Spanish with English Subtitles
Roberto Cobo, Lucha Villa
When you have nothing left, what have you got? If you are lucky, you may have a family; even if it looks more like a battered raft than a freshly painted yatch, it will still get you through the tough times. And when you have no one else, you will still have yourself.
The Place without Limits is about a poor as dirt trans woman/queer man, surviving in the rubble of a ‘house of ill repute’ built on the edge of the world. The protagonist generates wealth from within – a wealth of emotion, of generosity, of style, of bravery. ‘La Manuela’, actor Roberto Cobo’s unforgettable creation, has the same ‘I went to hell, and now I run it’ quality, that turned Cillian Murphy’s ‘Kitten’ (Breakfast in Pluto, 2006), Joel Grey’s ‘MC’ (Cabaret, 1972), or Bill Quirk’s ‘Algie’ (Algie the Miner, 1912) into icons.

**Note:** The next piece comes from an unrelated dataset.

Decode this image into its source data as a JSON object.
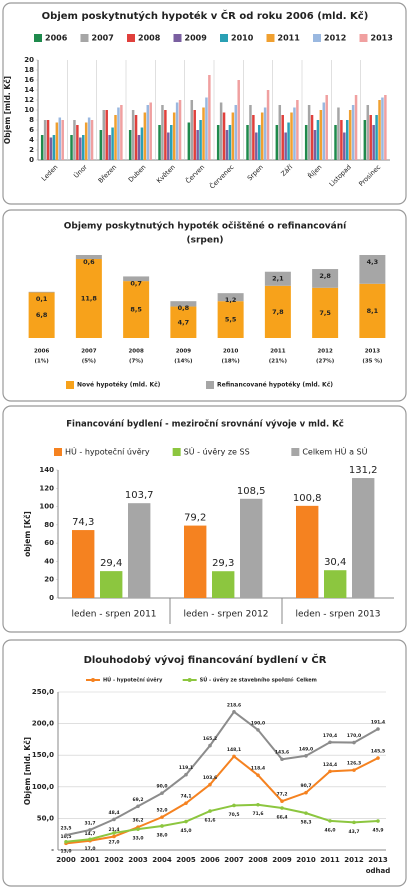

Some see La Manuela’s brothel as the setting of a modern biblical parable, some as a political allegory of Mexico in the 1970s, some as an anti-homophobic and feminist warzone. The place without limits is the space of possibility that the queer superheroes of the past created in the middle of a homophobic, transphobic, and missoginyst society. They have passed this magic rubble on to us, so that we can swirl and sing to our heart’s content, in a place without walls.